The RSE’s written submission to the OECD argues that, when implementing the new curriculum, the Scottish government failed to undertake pilot studies, collect baseline data or make early plans for the kind of assessment that would show whether the reforms were working. There was widespread support for the ideas underpinning the changes, it says, but “marked dissatisfaction” about the “implementation and resourcing of reforms”.

The submission continues: “We would be pleased to discuss what we regard as profound weaknesses in the strategic thinking and with the implementation of CfE and the new National qualifications”.

The RSE also accuses the Scottish government of failing to maintain “the former high quality of empirical research into Scottish education” by cutting funding.

It adds: “An important principle in innovative developments recognises that independent research plays a central role in promoting excellence.”

To “avoid similar pitfalls”, it calls for the OECD to recommend that “the Scottish government undertakes and facilitates rational, coherent and progressive strategies for the implementation of educational change”.

Creating consensus

But former education director Bruce Robertson, a member of the team charged with coordinating the government’s submission to the OECD review team, insisted that Scotland had “a good story to tell”.

“It is important to remember that we do not implement curricular change in Scotland through legislation, but through consensus,” he said. “Teachers and schools have put their shoulder to the wheel and there is some brilliant work going on. The Scottish government invited the OECD in so we could gain from their international expertise, find out how well they think we are doing and benefit from any recommendations they have for the future.”

The four-strong team of reviewers will be headed by David Istance, who leads the OECD’s work on innovative learning environments. He will be joined by Andy Hargreaves from Boston College in the US, Helen Timperley from the University of Auckland in New Zealand and Maria Huerta, an analyst on the organisation’s education and social progress team.

Mr Istance told TESS: “What the review will do will be to give us as clear a picture as possible of the way in which Curriculum for Excellence is working, how it has been designed and is being implemented. We will also look at the development in light of practice in other countries.
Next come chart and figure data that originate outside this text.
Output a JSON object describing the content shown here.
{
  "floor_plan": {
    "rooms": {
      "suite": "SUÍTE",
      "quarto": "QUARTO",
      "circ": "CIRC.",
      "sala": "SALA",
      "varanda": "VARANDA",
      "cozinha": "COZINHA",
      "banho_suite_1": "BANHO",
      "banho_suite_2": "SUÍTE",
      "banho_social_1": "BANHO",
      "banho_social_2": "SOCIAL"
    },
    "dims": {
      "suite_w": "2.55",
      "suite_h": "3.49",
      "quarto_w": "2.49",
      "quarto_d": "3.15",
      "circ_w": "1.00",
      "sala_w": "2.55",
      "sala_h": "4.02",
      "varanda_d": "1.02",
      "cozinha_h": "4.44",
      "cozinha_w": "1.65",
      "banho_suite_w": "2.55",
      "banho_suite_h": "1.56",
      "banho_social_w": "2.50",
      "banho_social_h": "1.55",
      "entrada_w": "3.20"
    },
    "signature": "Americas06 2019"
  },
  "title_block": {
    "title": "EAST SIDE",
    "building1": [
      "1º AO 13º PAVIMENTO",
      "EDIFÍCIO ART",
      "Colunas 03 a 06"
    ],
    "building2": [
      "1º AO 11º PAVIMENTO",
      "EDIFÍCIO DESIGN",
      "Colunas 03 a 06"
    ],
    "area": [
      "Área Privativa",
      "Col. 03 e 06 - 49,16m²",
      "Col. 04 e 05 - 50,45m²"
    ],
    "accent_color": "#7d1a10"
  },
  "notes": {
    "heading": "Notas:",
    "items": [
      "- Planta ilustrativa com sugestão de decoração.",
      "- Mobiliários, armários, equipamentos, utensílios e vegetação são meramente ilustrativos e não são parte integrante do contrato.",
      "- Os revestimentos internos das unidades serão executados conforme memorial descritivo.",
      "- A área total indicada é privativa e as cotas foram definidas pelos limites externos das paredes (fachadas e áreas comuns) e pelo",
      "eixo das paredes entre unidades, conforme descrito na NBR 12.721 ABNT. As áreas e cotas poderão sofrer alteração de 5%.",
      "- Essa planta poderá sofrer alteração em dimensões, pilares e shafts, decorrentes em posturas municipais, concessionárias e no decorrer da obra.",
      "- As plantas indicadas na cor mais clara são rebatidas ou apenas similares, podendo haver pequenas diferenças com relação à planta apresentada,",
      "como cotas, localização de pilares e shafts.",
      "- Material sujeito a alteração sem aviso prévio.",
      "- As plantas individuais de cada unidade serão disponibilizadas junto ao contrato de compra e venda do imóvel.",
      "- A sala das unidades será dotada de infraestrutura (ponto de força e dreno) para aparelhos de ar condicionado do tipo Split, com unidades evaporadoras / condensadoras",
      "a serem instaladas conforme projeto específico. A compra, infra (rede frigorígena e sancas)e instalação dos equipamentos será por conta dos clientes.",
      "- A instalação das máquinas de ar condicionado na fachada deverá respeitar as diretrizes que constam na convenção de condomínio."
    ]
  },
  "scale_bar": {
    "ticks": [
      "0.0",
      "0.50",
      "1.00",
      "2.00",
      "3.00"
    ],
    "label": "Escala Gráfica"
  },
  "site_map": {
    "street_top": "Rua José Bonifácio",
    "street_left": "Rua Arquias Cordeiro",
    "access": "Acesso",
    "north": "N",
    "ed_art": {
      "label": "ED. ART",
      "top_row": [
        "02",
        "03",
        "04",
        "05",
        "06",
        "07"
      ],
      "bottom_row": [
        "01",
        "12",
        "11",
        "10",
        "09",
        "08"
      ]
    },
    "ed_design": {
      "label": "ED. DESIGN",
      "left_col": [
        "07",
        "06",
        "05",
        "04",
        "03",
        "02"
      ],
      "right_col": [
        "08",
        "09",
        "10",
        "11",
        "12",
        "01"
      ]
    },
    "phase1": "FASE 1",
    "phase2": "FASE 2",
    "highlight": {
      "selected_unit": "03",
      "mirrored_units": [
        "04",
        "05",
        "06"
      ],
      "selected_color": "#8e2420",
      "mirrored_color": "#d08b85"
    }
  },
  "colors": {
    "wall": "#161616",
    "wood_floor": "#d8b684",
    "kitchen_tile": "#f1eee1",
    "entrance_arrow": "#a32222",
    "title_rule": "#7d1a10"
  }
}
“One advantage of the review is that it is international. On the basis of that, we will come to a variety of different ideas about how it is working and what might be done in the future.”

Speaking at the University of Glasgow earlier this month, education secretary Angela Constance said the review would provide “valuable, independent evidence on how well Curriculum for Excellence is performing”.

She added: “It will draw on the experience of other countries - including those who have undergone major curricular reform. We can only benefit from such expertise.”

In a paper published on its website, the RSE said: ”[We] welcomed the invitation from the Scottish government to participate in the review of the Curriculum for Excellence being commissioned from OECD. We have been actively seeking to define our contribution.

“Unfortunately, none of the standard options available to the Scottish government to create a formal arrangement, which would define respective roles and obligations, appears compatible with our status as an independent charity and national academy. The RSE is therefore not able to participate at the level originally intended.”

Performance review

The Organisation for Economic Cooperation and Development review was announced by former education secretary Michael Russell at the Scottish Learning Festival two years ago.

It was proposed in response to growing calls for an independent evaluation of the reform from Scottish academics, including Sally Brown, convener of the Royal Society of Edinburgh’s education committee, and the late David Raffe, professor of sociology of education at the University of Edinburgh.

The final version of the report is expected to be published in December this year.